ALIEN-ATED YOUTH. Some experts say Miller faces an equally tough battle. Despite a fabled slogan--"Tastes Great. Less Filling"--and a dominant position in the low-calorie market it created, Lite has seen its share whittled down by Bud Light and Coors Light. The trouble is, Lite allowed Bud and Coors to lure away younger drinkers, who now make up a solid chunk of the market. So to freshen Lite's image, Miller retired the aging jocks from its vintage campaign.

Burnett rolled out its new slogan to almost universal criticism last July. Miller distributors and ad critics condemned the campaign as vacuous and said it didn't give Lite any image--youthful or otherwise. "I thought it was kind of flat," says Kirby Lawlis, president of distributor Miller Brands Milwaukee Inc. Worse, Lite's 1991 sales dropped 5%, to 19 million barrels, despite an estimated 33% increase in ad spending. That's the first decline in the brand's history. So Burnett has phased out "It's It" and replaced it with "Come on. Let me show you where it's at . . . " Paul E. Basquin, director of Miller's low-calorie brands, claims the change was "evolutionary" and says the original slogan still appears on billboards. And he says the campaign boosted awareness of Lite.

Yet a new Lite commercial eschews the bar scenes of the "It's It" spots in favor of an offbeat spot of aliens that land on earth and have a party with Lite.

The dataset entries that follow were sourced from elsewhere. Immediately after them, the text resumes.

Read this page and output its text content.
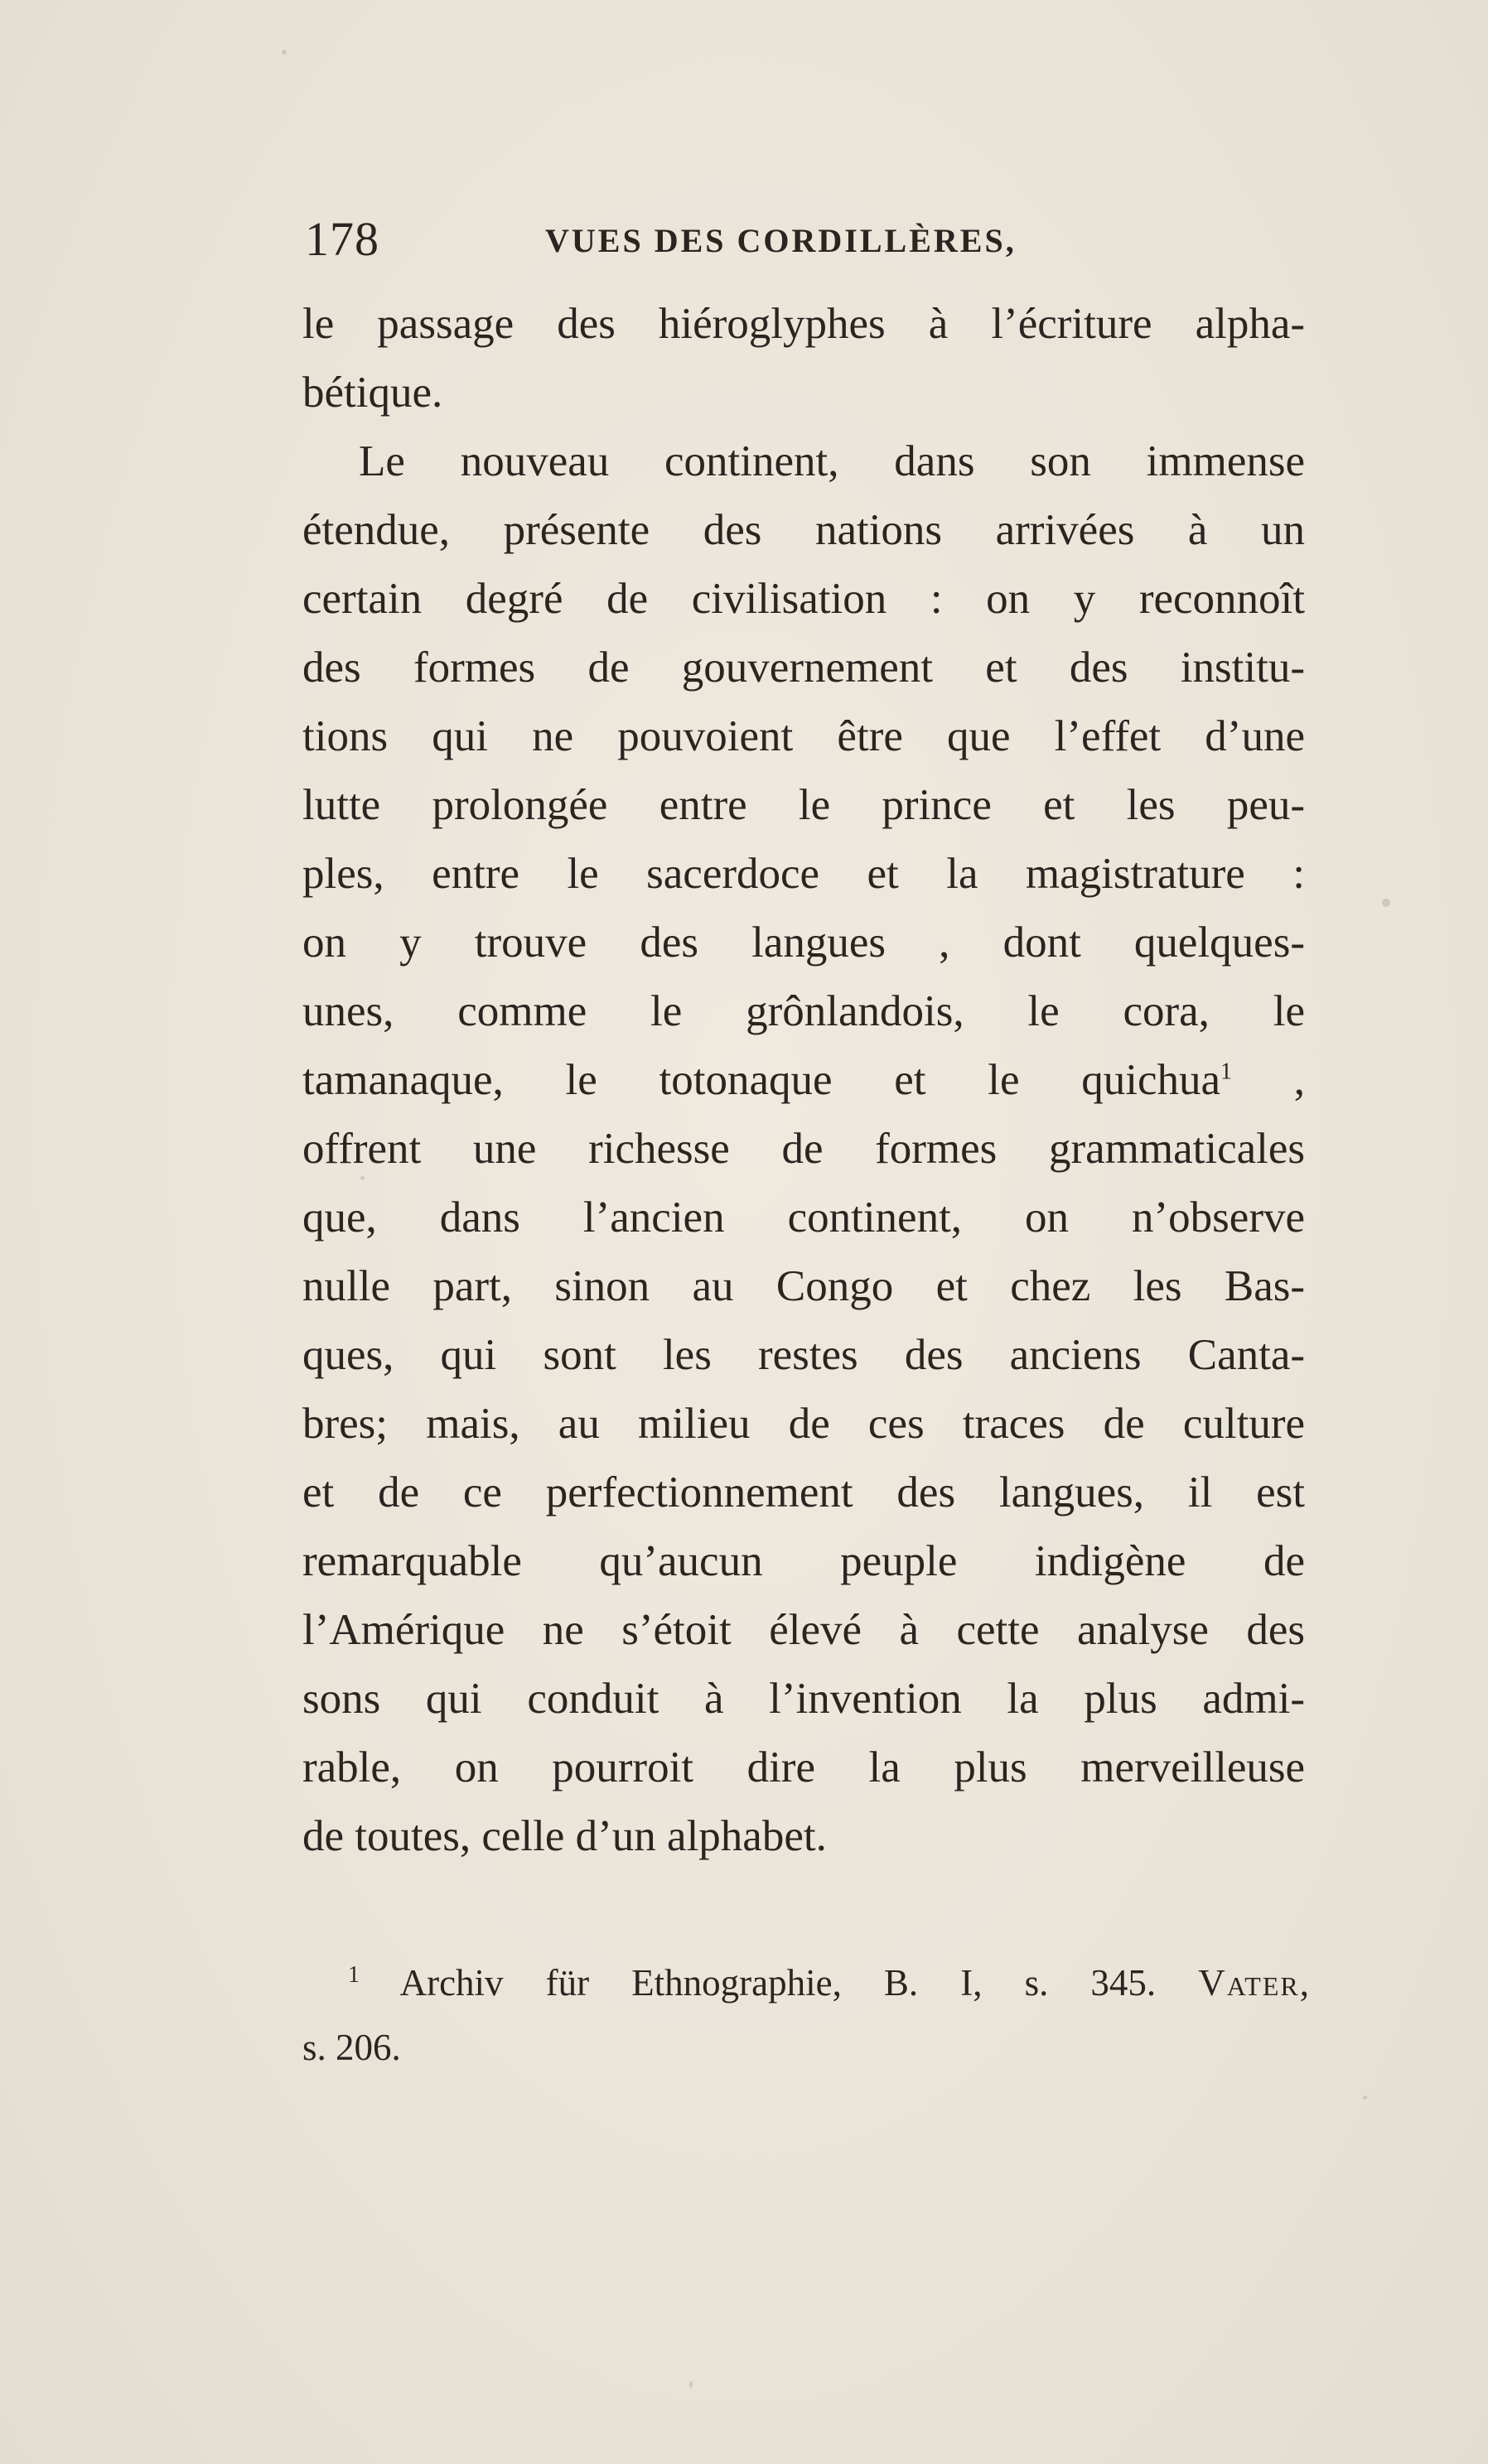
178	VUES DES CORDILLÈRES,
le passage des hiéroglyphes à l’écriture alpha-
bétique.
Le nouveau continent, dans son immense
étendue, présente des nations arrivées à un
certain degré de civilisation : on y reconnoît
des formes de gouvernement et des institu-
tions qui ne pouvoient être que l’effet d’une
lutte prolongée entre le prince et les peu-
ples, entre le sacerdoce et la magistrature :
on y trouve des langues , dont quelques-
unes, comme le grônlandois, le cora, le
tamanaque, le totonaque et le quichua$^1$ ,
offrent une richesse de formes grammaticales
que, dans l’ancien continent, on n’observe
nulle part, sinon au Congo et chez les Bas-
ques, qui sont les restes des anciens Canta-
bres; mais, au milieu de ces traces de culture
et de ce perfectionnement des langues, il est
remarquable qu’aucun peuple indigène de
l’Amérique ne s’étoit élevé à cette analyse des
sons qui conduit à l’invention la plus admi-
rable, on pourroit dire la plus merveilleuse
de toutes, celle d’un alphabet.
$^1$ Archiv für Ethnographie, B. I, s. 345. Vater,
s. 206.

Lawlis and other distributors say the approach is more hip and youthful. Still, some industry experts say it will be tough to restore Lite's momentum, no matter what ads Miller airs. Having once ceded young drinkers to Coors and Budweiser, this argument goes, Lite has stunted its future growth.

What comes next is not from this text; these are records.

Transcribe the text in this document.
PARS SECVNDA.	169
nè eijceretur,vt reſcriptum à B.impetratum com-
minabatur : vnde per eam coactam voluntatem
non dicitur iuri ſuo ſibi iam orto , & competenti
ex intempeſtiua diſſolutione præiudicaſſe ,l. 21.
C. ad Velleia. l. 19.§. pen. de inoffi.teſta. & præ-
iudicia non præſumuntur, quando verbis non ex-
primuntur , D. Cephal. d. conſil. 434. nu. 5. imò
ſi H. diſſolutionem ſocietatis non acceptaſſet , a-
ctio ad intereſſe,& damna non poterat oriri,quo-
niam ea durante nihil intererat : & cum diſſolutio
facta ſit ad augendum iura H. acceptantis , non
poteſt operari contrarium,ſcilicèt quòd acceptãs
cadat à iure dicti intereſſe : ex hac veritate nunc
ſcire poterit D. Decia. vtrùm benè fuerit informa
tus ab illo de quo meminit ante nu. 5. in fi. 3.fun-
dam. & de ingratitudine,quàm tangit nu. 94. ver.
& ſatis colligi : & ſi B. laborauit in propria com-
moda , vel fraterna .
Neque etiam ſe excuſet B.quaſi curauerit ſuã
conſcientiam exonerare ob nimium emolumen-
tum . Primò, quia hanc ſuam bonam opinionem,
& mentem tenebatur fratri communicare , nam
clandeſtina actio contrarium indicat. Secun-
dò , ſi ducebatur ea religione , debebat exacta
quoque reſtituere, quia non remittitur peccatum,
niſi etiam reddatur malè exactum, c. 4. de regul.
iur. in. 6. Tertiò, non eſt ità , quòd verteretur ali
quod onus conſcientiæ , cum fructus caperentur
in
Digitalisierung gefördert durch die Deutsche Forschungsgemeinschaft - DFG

That's a tough thing for any agency to reverse, especially given the pressure to produce a short-term sales kick. Coveted as these accounts are, Wieden, Chiat, and Burnett are learning a hard lesson. As adman Gerrold Rubin explains: "Sometimes it's easier to create a brand from scratch than to change one, because the concrete is already hard."

Rubin should know: His agency helped transform Honda from an econo-box into a best-seller. But he had a decade to do it. That's a luxury these three agencies aren't likely to enjoy.